Other Arizona restaurants, including Macayos, lay claim to inventing the chimichanga. La Piñata only claims to be the first restaurant to top the deep-fried burrito with sour cream, tomatoes, onions, cheese, and guacamole. They call this version “The Mexican version of the Banana Split,” a slightly confusing name that may at first invoke visions of churros smothered under ice cream.

When it arrives on your very hot plate, the chimi is barely discernible under layers of half-melted cheese, sauce, and handfuls of chopped green onions. It's a sturdy dish that comes with your choice of filling; the chicken leans to being dry, but the green or red chile beef are nearly always moist and dripping in sauce. Just don't let it sit around for too long, because it can quickly degenerate into a soggy, molten heap. 

Another quintessential Sonoran dish is the hard-shell taco stuffed with dried, shredded beef machaca, topped with lettuce and cheese. At La Piñata, the tacos are reliably good, but the machaca is not distinctive enough to make these stand out from the crowd.
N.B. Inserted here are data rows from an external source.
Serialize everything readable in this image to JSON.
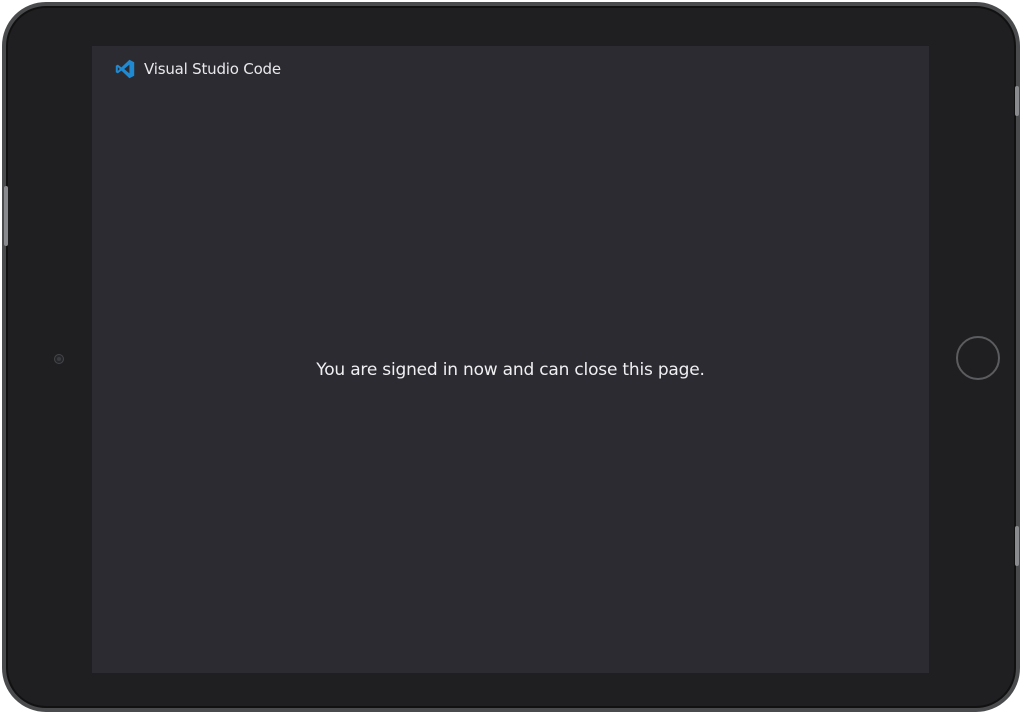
{
  "header": {
    "app_name": "Visual Studio Code",
    "logo_icon": "vscode-logo-icon",
    "logo_color": "#1f8ad2"
  },
  "main": {
    "message": "You are signed in now and can close this page."
  },
  "colors": {
    "screen_background": "#2c2b31",
    "device_frame": "#1f1f21",
    "text": "#f0f0f2"
  }
}
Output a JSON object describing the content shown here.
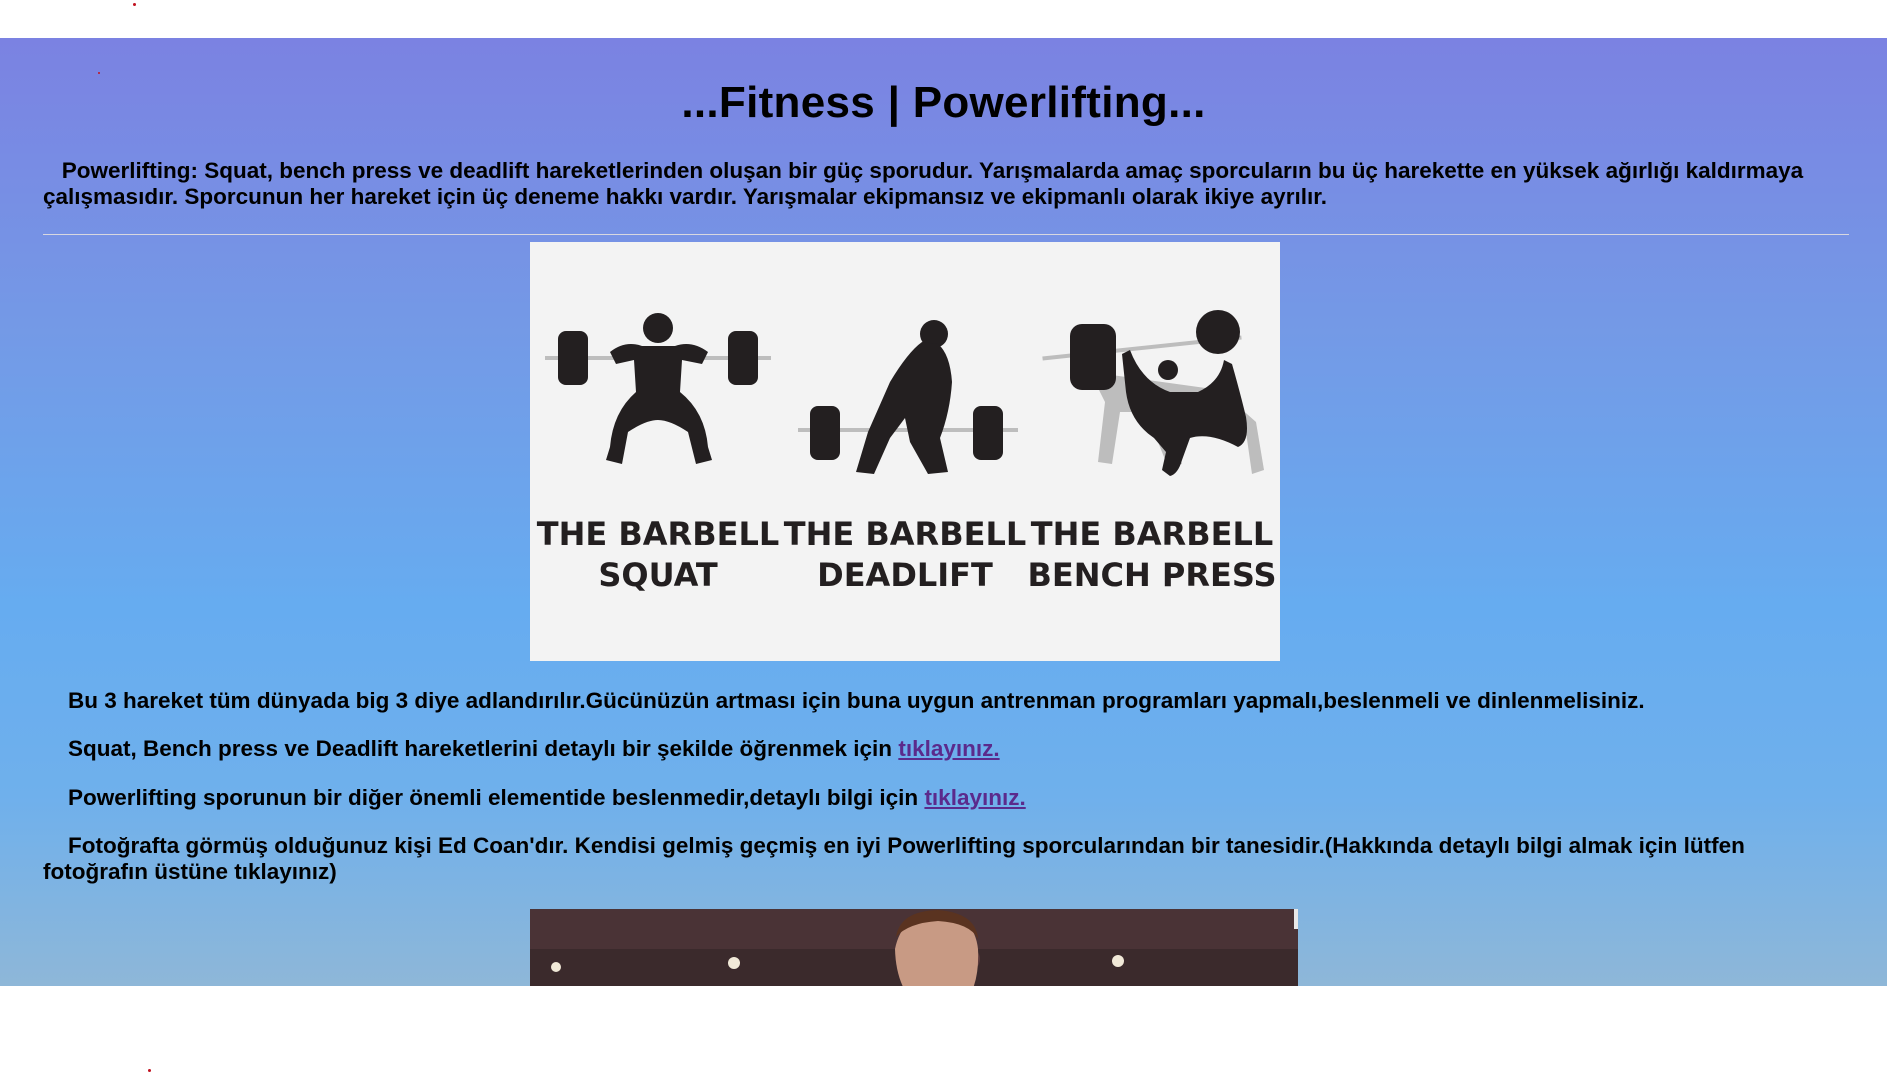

If you swing by during the busy lunch rush, a more interesting option is the oddly named "There's a Taco in My Burro" special. It's essentially a loosely rolled, oversize burrito with your choice of ground beef, chicken, or machaca served with all the fresh toppings (lettuce, pico) that you would normally find in a taco. For $2 more, you can have it with the kitchen's special spicy dry machaca, which delivers a smoky, beefy flavor boost. 

Of course, you'll want to leave room for one of the house desserts, especially the homemade sopapillas. The puffy balls of fried dough are remarkably light and airy, gently dusted with a shimmering blend of cinnamon and sugar. You'll get a plastic bottle of local honey to drizzle onto the dessert. 

Once you lift the veil of nostalgia, La Piñata is not unlike many other Sonoran-styled restaurants that have mushroomed across metro Phoenix. Service can be brusque and inattentive during its busiest hours, and it's in those times when the margaritas tend to be watered down and you may have to wave at the bartender a few times before finally getting the check. But the food remains solidly, cheesily Sonoran at La Piñata, where the neon keeps burning bright and you always know exactly what you're getting.